In Brandenburg ist nur mehr dieser Standort im Gespräch
Eine Abstimmung zwischen der SPD in Berlin und Brandenburg habe es seit der Wahl noch nicht gegeben, davor schon. Demnach gebe es noch viel abzustimmen. Berlin könne sich aber vorstellen, die Grundstücke zur Verfügung zu stellen. Zuvor seien noch viele Prüfungen nötig. „Mir als Berliner scheint es nicht völlig unmöglich zu sein, sowas in Großbeeren umzusetzen“, sagt der SPD-Mann. „Aber das müssen die Behörden in Brandenburg entscheiden.“
Laut Heinemann sind nur noch zwei Standorte im Rennen: Frankfurt und Großbeeren/Sputendorf. Auf Nachfrage bestätigte er, dass letzterer der einzige in Berlin/Brandenburg sei, um den es noch gehe. Noch im Januar hatte Kaczmarek gegenüber der Bürgerinitiative erklärt, es gebe drei Standorte, davon einen im Norden Berlins. Benennen wollte oder konnte er aber keine Alternativen zu Sputendorf. Nun befürchtet Kerstin Kalesky, Sprecherin der BI, die mittlerweile schon fast 1000 Mitglieder hat, dass drei verschiedene Optionen in den Rieselfeldern untersucht werden sollen.
Planung soll verkleinert worden sein
Möglicherweise als Verhandlungsangebot soll die Bahn die Planung in der Zwischenzeit angeblich etwas verkleinert haben: Auf einen Ring, über den die Züge im Halbkreis wenden hätten können, soll jetzt wohl verzichtet werden.

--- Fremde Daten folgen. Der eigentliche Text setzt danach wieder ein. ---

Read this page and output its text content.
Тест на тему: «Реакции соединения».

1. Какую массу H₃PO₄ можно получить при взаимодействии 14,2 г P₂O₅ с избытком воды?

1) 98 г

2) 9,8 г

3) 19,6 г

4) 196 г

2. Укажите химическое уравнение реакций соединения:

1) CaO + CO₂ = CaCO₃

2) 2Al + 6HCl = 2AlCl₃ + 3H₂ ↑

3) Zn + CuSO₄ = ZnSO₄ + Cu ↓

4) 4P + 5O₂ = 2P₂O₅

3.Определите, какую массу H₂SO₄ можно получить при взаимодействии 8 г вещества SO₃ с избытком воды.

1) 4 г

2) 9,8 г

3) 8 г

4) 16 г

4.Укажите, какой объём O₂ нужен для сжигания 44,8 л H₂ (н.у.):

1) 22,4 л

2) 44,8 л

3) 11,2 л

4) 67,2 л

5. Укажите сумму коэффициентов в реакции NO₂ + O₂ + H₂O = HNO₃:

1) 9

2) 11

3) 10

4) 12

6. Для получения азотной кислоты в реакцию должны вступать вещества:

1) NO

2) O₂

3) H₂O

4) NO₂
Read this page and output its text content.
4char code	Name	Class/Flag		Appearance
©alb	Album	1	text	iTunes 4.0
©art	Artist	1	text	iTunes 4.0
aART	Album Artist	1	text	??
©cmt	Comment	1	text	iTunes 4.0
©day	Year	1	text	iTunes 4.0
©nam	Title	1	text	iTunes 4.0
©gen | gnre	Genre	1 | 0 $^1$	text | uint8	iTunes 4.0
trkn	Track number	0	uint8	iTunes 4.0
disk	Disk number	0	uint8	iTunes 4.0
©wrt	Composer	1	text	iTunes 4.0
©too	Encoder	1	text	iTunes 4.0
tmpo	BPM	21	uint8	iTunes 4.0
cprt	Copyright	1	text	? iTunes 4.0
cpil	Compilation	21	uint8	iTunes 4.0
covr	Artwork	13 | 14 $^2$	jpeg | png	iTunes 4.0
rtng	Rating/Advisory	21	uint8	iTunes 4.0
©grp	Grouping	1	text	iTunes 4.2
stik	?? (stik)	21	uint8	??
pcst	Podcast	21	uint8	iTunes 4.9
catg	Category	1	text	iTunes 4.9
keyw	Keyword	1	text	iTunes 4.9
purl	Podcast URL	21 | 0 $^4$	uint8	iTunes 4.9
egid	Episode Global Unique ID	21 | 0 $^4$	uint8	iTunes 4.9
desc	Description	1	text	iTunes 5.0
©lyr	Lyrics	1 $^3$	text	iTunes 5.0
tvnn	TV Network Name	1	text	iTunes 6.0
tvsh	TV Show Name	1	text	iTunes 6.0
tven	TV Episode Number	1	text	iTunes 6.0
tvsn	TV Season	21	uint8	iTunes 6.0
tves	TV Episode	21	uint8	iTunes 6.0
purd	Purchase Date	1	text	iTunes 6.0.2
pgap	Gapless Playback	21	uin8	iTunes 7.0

Am Mittwoch ist der ICE-Standort bei Sputendorf zweimal Thema der Fragestunde im brandenburgischen Landtag: Maren Block (Die Linke) fragt hinsichtlich des Vermerks im Berliner Koalitionsvertrag bei der Landesregierung an, ob diese im Einvernehmen mit dem Berliner Senat eine (Vor-)Entscheidung getroffen habe, die Errichtung des Werks in den Rieselfeldern zu unterstützen. Daniel Münschke (AfD) fragt nach Details zu Größe, Lage, Ausstattung und Betriebszeiten der Anlage.